Strong Financial Momentum in the First Quarter
YES Bank Ltd reported significant growth in its preliminary business updates for the first quarter of the current fiscal year, with total advances climbing 18% year-on-year to reach ₹2.85 lakh crore. The Mumbai-based private lender disclosed these figures to the Bombay Stock Exchange (BSE), signaling a period of sustained credit expansion and balance sheet strengthening.
Following the announcement, shares of YES Bank saw a modest uptick, closing at ₹24.39, an increase of 0.58% or ₹0.14. This performance reflects investor confidence as the bank continues its multi-year turnaround strategy aimed at stabilizing operations and regaining market share.
Contextualizing the Turnaround
The bank’s latest performance metrics arrive at a critical juncture in its recovery trajectory. Following a massive capital infusion and management restructuring in 2020, YES Bank has focused heavily on shifting its loan book toward retail and small-to-medium enterprise (SME) segments.
This strategic pivot was designed to reduce the high-risk exposure that plagued the bank’s balance sheet in previous years. The current 18% growth in advances indicates that the lender is successfully deploying capital into these targeted growth segments while maintaining competitive interest margins.
Analyzing the Deposit and Loan Growth
Beyond the rise in advances, YES Bank also reported a 14% year-on-year growth in deposits, which reached ₹2.64 lakh crore. A stable and growing deposit base is essential for the bank to maintain a healthy Liquidity Coverage Ratio (LCR) and provide the necessary funding for its expanding loan portfolio.
Industry analysts point out that the bank’s ability to grow deposits at this pace suggests improving customer trust and a strengthened brand presence. Furthermore, the bank’s Credit-to-Deposit ratio remains a key metric for investors to monitor as the lender balances aggressive lending with prudent risk management practices.

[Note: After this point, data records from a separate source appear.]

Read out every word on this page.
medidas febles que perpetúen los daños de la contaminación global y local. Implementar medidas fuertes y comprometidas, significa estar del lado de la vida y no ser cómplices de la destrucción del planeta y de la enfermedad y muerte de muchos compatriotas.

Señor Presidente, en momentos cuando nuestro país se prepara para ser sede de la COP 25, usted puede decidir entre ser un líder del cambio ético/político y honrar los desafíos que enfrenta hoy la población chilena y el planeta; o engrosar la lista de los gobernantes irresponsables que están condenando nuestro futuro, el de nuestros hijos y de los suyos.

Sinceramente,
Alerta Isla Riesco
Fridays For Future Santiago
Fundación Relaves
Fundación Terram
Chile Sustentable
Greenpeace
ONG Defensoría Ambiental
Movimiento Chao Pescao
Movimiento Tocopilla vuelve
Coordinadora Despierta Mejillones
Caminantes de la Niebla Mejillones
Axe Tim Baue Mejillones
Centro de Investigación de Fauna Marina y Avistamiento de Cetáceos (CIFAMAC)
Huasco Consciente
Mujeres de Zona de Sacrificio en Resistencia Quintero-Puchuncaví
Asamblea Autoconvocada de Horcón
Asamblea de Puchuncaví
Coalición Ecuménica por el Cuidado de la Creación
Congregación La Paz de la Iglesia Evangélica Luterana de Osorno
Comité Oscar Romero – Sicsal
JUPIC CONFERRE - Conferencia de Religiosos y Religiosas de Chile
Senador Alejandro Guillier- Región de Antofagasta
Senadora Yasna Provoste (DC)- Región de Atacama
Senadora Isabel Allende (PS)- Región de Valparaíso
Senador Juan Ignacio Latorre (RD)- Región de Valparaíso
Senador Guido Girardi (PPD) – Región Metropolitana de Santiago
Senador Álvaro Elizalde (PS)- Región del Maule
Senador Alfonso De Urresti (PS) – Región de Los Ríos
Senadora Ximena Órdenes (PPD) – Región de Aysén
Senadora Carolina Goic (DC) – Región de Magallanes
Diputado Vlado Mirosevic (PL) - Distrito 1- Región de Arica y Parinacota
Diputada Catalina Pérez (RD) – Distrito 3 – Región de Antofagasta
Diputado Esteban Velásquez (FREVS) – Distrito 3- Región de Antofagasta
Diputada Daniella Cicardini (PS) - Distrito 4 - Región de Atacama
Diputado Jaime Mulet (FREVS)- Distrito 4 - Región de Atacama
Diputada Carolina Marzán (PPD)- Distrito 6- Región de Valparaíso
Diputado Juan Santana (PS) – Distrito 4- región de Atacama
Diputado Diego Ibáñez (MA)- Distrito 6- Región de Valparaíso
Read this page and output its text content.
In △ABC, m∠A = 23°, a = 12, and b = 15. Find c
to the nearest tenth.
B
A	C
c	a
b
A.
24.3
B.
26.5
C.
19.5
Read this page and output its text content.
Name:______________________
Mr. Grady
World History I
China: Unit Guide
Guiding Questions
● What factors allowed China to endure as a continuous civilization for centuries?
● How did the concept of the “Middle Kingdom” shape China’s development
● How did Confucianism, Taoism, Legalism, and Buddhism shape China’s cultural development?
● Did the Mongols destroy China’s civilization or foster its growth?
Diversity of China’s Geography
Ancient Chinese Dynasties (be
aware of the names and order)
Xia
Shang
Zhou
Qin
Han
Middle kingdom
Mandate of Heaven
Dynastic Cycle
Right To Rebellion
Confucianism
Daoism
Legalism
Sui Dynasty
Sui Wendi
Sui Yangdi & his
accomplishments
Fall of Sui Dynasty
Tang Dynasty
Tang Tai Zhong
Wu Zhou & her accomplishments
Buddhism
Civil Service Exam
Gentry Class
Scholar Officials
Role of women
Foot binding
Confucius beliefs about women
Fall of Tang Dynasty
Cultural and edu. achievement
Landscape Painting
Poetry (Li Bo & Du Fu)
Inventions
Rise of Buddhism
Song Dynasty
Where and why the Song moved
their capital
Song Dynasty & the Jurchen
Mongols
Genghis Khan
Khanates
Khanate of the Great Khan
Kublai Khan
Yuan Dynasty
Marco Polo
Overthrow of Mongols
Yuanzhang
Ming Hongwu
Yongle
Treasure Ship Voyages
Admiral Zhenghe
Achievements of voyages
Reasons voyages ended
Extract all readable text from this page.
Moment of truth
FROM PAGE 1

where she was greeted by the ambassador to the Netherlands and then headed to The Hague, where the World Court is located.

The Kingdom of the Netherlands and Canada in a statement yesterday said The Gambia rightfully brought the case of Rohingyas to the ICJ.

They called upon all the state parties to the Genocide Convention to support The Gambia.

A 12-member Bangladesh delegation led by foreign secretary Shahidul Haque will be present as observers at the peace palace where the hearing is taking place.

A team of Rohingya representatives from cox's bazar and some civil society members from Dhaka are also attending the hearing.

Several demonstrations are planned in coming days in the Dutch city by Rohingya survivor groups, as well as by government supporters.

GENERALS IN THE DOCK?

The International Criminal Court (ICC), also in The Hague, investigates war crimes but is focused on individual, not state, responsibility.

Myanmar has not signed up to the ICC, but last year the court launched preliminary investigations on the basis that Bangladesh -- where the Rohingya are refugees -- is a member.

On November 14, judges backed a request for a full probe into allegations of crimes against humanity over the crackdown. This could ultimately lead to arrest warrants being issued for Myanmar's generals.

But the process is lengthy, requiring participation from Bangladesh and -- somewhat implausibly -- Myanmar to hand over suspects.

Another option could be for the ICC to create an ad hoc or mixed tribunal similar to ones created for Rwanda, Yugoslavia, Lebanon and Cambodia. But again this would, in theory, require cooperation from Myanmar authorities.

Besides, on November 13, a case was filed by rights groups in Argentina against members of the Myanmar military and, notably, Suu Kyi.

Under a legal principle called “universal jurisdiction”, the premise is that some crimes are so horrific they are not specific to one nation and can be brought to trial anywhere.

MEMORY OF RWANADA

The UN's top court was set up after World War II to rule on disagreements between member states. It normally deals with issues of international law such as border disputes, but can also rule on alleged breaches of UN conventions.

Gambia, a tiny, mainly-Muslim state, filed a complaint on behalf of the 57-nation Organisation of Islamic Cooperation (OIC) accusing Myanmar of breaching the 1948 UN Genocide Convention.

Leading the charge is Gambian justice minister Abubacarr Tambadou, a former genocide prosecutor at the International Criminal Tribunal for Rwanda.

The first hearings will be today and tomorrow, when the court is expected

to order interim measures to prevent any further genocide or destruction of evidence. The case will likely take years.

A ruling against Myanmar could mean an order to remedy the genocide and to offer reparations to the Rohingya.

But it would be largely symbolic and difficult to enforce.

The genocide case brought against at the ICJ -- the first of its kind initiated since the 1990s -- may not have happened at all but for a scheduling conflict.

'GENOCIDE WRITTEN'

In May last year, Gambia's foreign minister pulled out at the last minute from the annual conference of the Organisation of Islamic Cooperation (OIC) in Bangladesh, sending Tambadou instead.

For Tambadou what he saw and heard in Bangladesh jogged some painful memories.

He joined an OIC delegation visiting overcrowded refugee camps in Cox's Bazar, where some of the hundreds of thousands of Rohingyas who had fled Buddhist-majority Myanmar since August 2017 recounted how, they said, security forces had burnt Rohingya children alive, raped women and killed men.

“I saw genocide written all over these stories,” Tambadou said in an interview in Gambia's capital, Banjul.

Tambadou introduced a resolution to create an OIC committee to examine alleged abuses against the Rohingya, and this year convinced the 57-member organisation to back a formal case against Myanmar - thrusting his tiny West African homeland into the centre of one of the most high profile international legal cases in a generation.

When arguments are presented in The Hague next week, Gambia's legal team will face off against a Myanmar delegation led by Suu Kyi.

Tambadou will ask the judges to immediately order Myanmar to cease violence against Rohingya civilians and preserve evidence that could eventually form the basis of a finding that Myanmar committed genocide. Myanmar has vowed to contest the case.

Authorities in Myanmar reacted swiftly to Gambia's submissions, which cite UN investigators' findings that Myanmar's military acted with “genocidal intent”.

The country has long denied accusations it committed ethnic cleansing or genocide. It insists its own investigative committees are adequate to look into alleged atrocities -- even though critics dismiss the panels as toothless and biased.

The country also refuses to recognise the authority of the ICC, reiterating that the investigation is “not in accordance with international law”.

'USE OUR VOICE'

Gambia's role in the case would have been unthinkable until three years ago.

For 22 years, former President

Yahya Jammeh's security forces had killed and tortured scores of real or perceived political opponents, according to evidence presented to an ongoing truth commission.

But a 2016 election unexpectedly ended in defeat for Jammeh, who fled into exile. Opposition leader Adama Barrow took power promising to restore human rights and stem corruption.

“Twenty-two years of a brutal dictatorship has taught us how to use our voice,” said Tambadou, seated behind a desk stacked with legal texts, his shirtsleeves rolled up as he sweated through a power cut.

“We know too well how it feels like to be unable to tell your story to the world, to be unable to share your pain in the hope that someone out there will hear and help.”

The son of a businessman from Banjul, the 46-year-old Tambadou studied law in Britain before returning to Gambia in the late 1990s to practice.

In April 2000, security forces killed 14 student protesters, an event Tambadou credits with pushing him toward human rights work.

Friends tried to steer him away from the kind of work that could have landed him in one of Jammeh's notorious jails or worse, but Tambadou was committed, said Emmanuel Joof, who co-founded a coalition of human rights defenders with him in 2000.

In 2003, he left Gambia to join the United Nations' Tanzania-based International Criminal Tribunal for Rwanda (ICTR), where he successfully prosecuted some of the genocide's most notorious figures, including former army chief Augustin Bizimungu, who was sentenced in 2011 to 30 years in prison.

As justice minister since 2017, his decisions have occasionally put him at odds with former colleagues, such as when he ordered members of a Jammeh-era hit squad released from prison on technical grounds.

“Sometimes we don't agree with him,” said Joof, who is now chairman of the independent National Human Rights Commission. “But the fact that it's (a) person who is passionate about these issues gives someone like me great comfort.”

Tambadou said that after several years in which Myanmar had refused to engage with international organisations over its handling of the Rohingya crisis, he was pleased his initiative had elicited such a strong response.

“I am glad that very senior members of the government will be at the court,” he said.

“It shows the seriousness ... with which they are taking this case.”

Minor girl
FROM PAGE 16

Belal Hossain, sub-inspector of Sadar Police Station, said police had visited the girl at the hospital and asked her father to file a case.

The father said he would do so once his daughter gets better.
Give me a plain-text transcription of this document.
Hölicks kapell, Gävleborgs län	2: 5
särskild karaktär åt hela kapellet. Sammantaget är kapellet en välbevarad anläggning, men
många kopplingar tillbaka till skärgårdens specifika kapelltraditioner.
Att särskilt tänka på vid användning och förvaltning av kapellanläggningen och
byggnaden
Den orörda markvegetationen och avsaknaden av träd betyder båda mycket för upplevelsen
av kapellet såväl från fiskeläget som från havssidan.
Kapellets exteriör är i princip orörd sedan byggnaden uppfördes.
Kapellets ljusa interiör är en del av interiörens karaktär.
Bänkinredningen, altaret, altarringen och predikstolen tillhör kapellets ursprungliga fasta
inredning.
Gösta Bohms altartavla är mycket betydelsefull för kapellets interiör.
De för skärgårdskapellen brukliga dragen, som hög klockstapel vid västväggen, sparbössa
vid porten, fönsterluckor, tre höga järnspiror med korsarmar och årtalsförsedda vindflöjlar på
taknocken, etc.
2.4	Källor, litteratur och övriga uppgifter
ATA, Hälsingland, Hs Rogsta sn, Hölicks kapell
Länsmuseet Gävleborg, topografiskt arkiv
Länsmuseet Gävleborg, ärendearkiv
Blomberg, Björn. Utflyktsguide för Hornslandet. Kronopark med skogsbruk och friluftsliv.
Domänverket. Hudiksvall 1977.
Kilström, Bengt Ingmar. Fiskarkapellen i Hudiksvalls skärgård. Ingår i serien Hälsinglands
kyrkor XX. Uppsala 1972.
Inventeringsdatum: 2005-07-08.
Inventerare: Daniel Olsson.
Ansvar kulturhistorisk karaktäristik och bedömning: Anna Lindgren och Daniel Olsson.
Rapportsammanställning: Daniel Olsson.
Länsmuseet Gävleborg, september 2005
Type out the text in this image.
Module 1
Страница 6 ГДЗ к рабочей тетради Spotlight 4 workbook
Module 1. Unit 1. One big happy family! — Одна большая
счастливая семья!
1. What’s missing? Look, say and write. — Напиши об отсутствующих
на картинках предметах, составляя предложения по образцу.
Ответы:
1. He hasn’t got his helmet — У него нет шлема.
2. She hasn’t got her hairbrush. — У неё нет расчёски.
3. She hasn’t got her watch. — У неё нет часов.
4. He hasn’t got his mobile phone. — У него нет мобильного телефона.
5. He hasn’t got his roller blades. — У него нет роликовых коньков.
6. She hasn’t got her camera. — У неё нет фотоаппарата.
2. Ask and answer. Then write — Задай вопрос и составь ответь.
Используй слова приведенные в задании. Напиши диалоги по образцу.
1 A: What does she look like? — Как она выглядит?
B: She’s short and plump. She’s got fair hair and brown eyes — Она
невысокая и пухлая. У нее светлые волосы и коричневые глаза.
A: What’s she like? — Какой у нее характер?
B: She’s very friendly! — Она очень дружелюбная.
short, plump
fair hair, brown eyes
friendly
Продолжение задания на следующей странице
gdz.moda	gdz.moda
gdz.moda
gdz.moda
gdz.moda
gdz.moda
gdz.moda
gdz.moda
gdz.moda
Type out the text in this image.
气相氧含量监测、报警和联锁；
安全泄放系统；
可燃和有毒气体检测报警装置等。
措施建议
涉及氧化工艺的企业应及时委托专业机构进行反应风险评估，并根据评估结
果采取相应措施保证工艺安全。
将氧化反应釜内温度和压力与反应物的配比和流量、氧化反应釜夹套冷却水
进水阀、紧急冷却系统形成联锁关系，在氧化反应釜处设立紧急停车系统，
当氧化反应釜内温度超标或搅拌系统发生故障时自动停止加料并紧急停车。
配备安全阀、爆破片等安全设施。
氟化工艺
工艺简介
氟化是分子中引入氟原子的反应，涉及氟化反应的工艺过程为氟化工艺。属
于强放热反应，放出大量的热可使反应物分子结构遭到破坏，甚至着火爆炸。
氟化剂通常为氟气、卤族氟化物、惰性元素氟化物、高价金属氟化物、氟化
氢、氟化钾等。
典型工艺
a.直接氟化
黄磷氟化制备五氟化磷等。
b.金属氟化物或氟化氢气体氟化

Expert Perspectives and Market Implications
Financial analysts note that the bank’s consistent growth in both segments validates the current management’s focus on granular loan book expansion. “The ability to scale advances while simultaneously growing the deposit base is a hallmark of a stabilizing financial institution,” noted an analyst from a leading brokerage firm.
However, the industry faces broader headwinds, including fluctuating interest rates and the RBI’s tightening stance on unsecured lending. YES Bank must navigate these macroeconomic pressures while ensuring that its asset quality remains robust, particularly as the loan book grows in volume.
Future Outlook and Key Indicators
The implications of this growth suggest that YES Bank is moving toward a more sustainable operating model, potentially leading to improved profitability in coming quarters. Investors and stakeholders will be looking closely at the upcoming detailed quarterly financial results to assess net interest margins (NIMs) and provision coverage ratios.
Moving forward, the primary focus for the bank will be the sustainability of this credit growth and the management of non-performing assets (NPAs). Market watchers are now waiting to see if this momentum can be maintained in the second quarter, especially as the bank continues to integrate digital-first banking solutions to lower its cost-to-income ratio.